Es ist kein großes Geheimnis, dass sich in der heutigen Linkspartei das Interesse an der SED-Geschichte in Grenzen hält. Dabei ist die Partei, mit Nietzsche gesprochen, »das Resultat früherer Geschlechter« und damit auch ihrer »Verirrungen, Leidenschaften und Irrtümer, ja Verbrechen«. Auch wenn die Genossen all die Verwerfungen heute verurteilen und sich ihrer Geschichte, in den Worten des Philosophen »für enthoben erachten«, so bleibt die Tatsache, dass sie aus eben dieser Vergangenheit herstammen. Wer sich seiner Geschichte nicht bewusst ist, ist dazu verdammt, seine Fehler zu wiederholen.
Wem die SED-Historie zu lang oder zu langweilig ist und wer doch aus linker Sicht erfahren möchte, was das für ein Staat war, in dem Politbüro und Parteiapparat die Führungsrolle beanspruchten, wer wissen will, warum die DDR am Ende keine Chance hatte, dem sei ein Heftchen ans Herz gelegt, das unlängst bei der Rosa Luxemburg Stiftung erschienen ist: »Sozialistische Alternative DDR 89. Die Initiative für eine Vereinigte Linke in Texten und Dokumenten«.
Unter den Bürgerbewegungen der Wendezeit hat es tatsächlich eine Gruppierung gegeben, deren Hauptforderung ein freiheitlicher und demokratischer Sozialismus war und das in einer selbstständigen DDR! Das wollten anfangs auch die anderen: das Neue Forum, Demokratie Jetzt, ja sogar der Demokratische Aufbruch, der dann bald in der CDU aufging. Die Vereinigte Linke aber, die mit ihrem programmatischen Namen leider nie über eine Initiative hinauskam, blieb bei dieser Forderung auch nach dem 9. November 1989.
Für die anderen Bürgerbewegungen war die VL, so Erhard Weinholz in seinem Essay, ein »Schmuddelkind« der DDR-Opposition. »Was denn, die gibt’s immer noch?«, soll Wolfgang Ullmann bei einem späteren Besuch im Berliner Haus der Demokratie gesagt haben. Seine Missbilligung hatte wohl damit zu tun, dass die einzige sozialistische Bürgerbewegung immer offen für SED-Mitglieder war. Doch das war gewiss kein Opportunismus.

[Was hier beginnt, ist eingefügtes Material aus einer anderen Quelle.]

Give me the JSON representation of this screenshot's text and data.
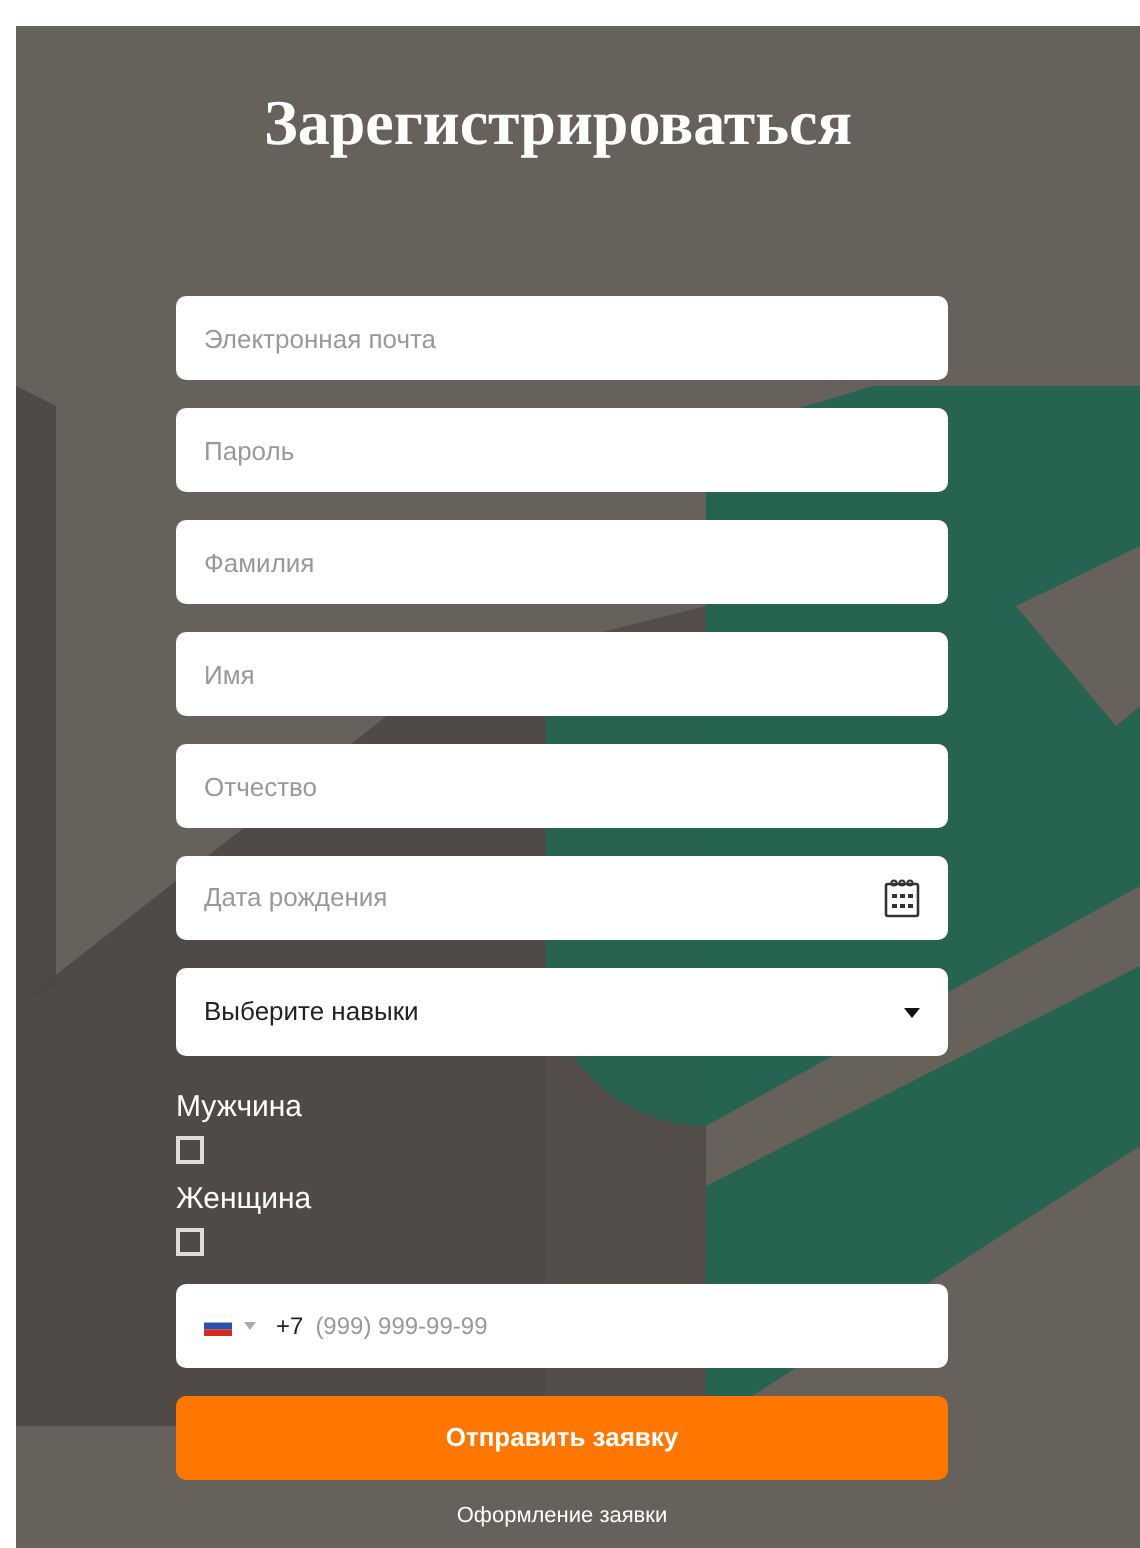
{
  "title": "Зарегистрироваться",
  "fields": [
    {
      "kind": "text",
      "placeholder": "Электронная почта"
    },
    {
      "kind": "text",
      "placeholder": "Пароль"
    },
    {
      "kind": "text",
      "placeholder": "Фамилия"
    },
    {
      "kind": "text",
      "placeholder": "Имя"
    },
    {
      "kind": "text",
      "placeholder": "Отчество"
    },
    {
      "kind": "date",
      "placeholder": "Дата рождения"
    },
    {
      "kind": "select",
      "value": "Выберите навыки"
    }
  ],
  "genders": [
    {
      "label": "Мужчина",
      "checked": false
    },
    {
      "label": "Женщина",
      "checked": false
    }
  ],
  "phone": {
    "prefix": "+7",
    "placeholder": "(999) 999-99-99"
  },
  "submit": "Отправить заявку",
  "footer": "Оформление заявки"
}
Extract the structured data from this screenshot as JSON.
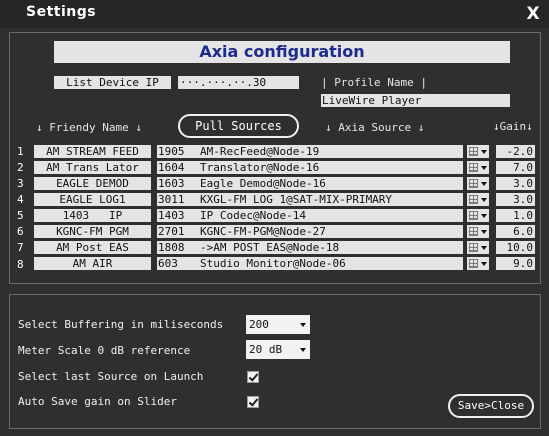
{
  "window": {
    "title": "Settings",
    "close_label": "X"
  },
  "header": {
    "title": "Axia configuration"
  },
  "device": {
    "list_ip_label": "List Device IP",
    "ip_value": "···.···.··.30",
    "profile_label": "| Profile Name |",
    "profile_value": "LiveWire Player"
  },
  "columns": {
    "friendly_name": "↓ Friendy Name ↓",
    "pull_sources": "Pull Sources",
    "axia_source": "↓ Axia Source ↓",
    "gain": "↓Gain↓"
  },
  "rows": [
    {
      "n": "1",
      "name": "AM STREAM FEED",
      "num": "1905",
      "src": "AM-RecFeed@Node-19",
      "gain": "-2.0"
    },
    {
      "n": "2",
      "name": "AM Trans Lator",
      "num": "1604",
      "src": "Translator@Node-16",
      "gain": "7.0"
    },
    {
      "n": "3",
      "name": "EAGLE DEMOD",
      "num": "1603",
      "src": "Eagle Demod@Node-16",
      "gain": "3.0"
    },
    {
      "n": "4",
      "name": "EAGLE LOG1",
      "num": "3011",
      "src": "KXGL-FM LOG 1@SAT-MIX-PRIMARY",
      "gain": "3.0"
    },
    {
      "n": "5",
      "name": "1403   IP",
      "num": "1403",
      "src": "IP Codec@Node-14",
      "gain": "1.0"
    },
    {
      "n": "6",
      "name": "KGNC-FM PGM",
      "num": "2701",
      "src": "KGNC-FM-PGM@Node-27",
      "gain": "6.0"
    },
    {
      "n": "7",
      "name": "AM Post EAS",
      "num": "1808",
      "src": "->AM POST EAS@Node-18",
      "gain": "10.0"
    },
    {
      "n": "8",
      "name": "AM AIR",
      "num": "603",
      "src": "Studio Monitor@Node-06",
      "gain": "9.0"
    }
  ],
  "options": {
    "buffering_label": "Select Buffering in miliseconds",
    "buffering_value": "200",
    "meter_label": "Meter Scale 0 dB reference",
    "meter_value": "20 dB",
    "last_source_label": "Select last Source on Launch",
    "last_source_checked": true,
    "auto_save_label": "Auto Save gain on Slider",
    "auto_save_checked": true
  },
  "save_label": "Save>Close",
  "icons": {
    "close": "close-icon",
    "dropdown": "dropdown-arrow-icon",
    "grid": "grid-icon",
    "check": "checkmark-icon"
  }
}
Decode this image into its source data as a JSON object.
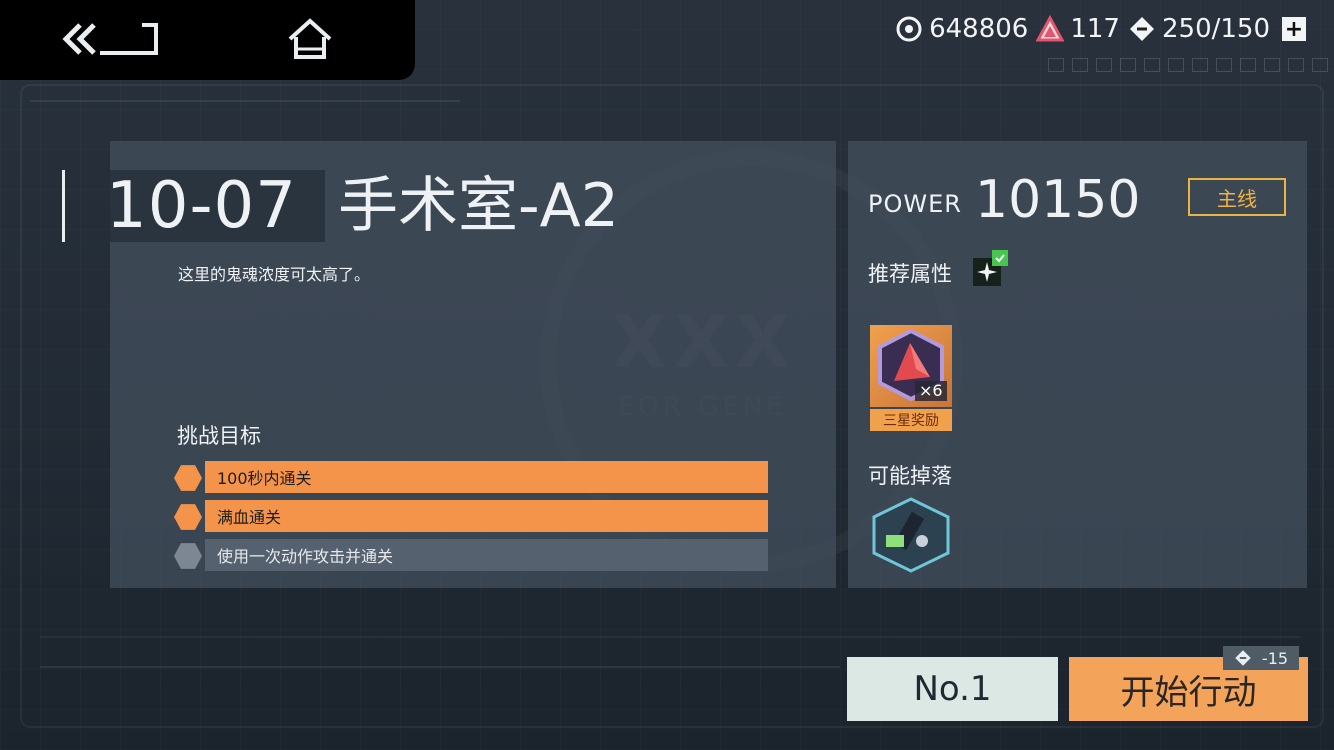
{
  "nav": {
    "back_icon": "double-chevron-back-icon",
    "home_icon": "home-icon"
  },
  "resources": {
    "coins": "648806",
    "crystals": "117",
    "stamina": "250/150",
    "coin_icon": "coin-icon",
    "crystal_icon": "crystal-icon",
    "stamina_icon": "ticket-icon",
    "add_label": "+"
  },
  "stage": {
    "number": "10-07",
    "name": "手术室-A2",
    "description": "这里的鬼魂浓度可太高了。"
  },
  "objectives": {
    "title": "挑战目标",
    "items": [
      {
        "label": "100秒内通关",
        "completed": true
      },
      {
        "label": "满血通关",
        "completed": true
      },
      {
        "label": "使用一次动作攻击并通关",
        "completed": false
      }
    ]
  },
  "info": {
    "power_label": "POWER",
    "power_value": "10150",
    "mainline_tag": "主线",
    "recommended_label": "推荐属性",
    "recommended_icon": "sparkle-attribute-icon",
    "reward_count": "×6",
    "reward_tag": "三星奖励",
    "drop_label": "可能掉落"
  },
  "actions": {
    "rank_label": "No.1",
    "start_label": "开始行动",
    "cost": "-15"
  },
  "colors": {
    "accent_orange": "#f4944a",
    "start_button": "#f4a35a",
    "mainline_gold": "#e9b441",
    "panel": "#424e5c"
  }
}
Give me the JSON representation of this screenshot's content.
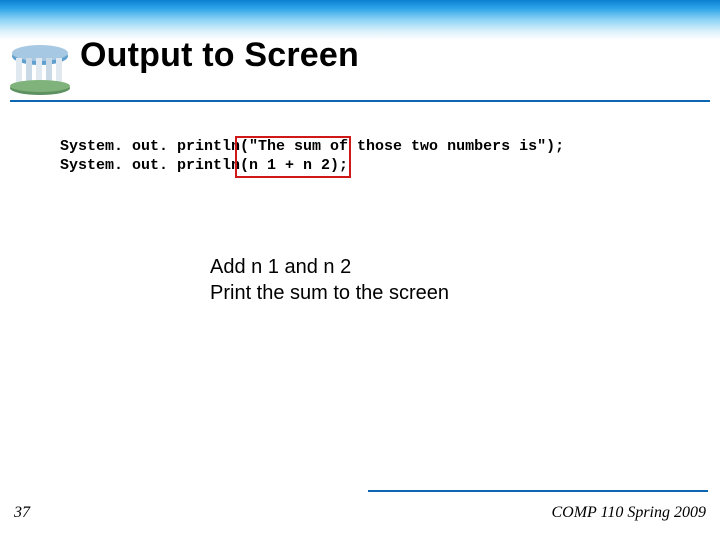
{
  "header": {
    "title": "Output to Screen"
  },
  "code": {
    "line1": "System. out. println(\"The sum of those two numbers is\");",
    "line2": "System. out. println(n 1 + n 2);"
  },
  "caption": {
    "line1": "Add n 1 and n 2",
    "line2": "Print the sum to the screen"
  },
  "footer": {
    "slide_number": "37",
    "course": "COMP 110 Spring 2009"
  }
}
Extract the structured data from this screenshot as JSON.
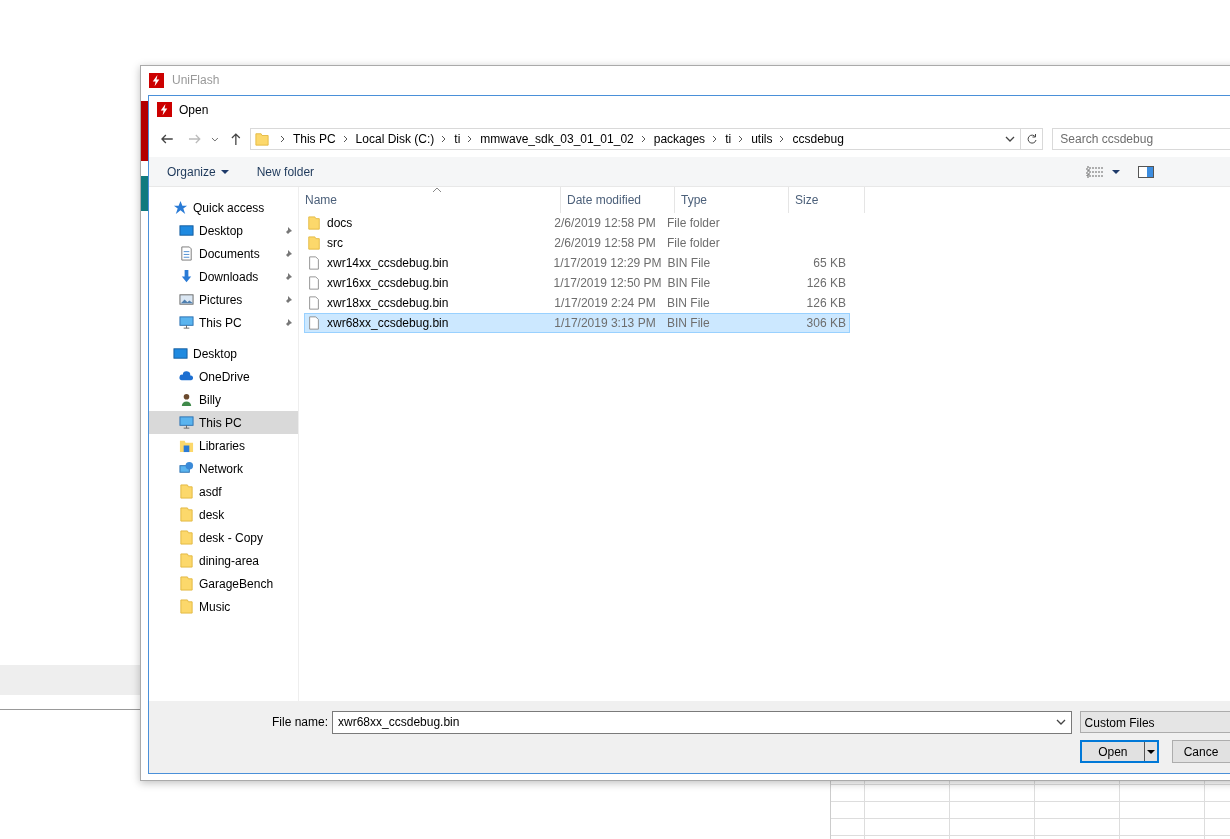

Schon in ihren Gründungstagen kannte die VL mit Blick auf die Herrschenden keine Kompromisse. Auf das erste halbherzige Dialogangebot der SED, ausgesprochen am 12. Oktober 1989 vom 77-jährigen Chefideologen Kurt Hager, reagierte die Gruppe mit Rücktrittsforderungen an Politbüro und Ministerrat. Mit allen reformwilligen Kräften, erklärte die VL damals, sollte eine Übergangsregierung gebildet werden - mit dem Ziel einer radikalen Verfassungs- und Gesellschaftsreform, was unter anderem auf eine Arbeiterselbstverwaltung in den Betrieben hinausgelaufen wäre. Thomas Klein, Mitbegründer und einer der führenden Köpfe in der linken DDR-Opposition, schreibt im aktuellen »telegraph«, dass die VL schon zu einem Zeitpunkt die Machtfrage stellte, als die anderen Oppositionellen »weiter um ihre Anerkennung als Dialogpartner der (noch) Herrschenden« rangen. Doch je radikaler eine Gruppe auftritt, um so schwerer findet sie Bündnisse. Das war nie anders.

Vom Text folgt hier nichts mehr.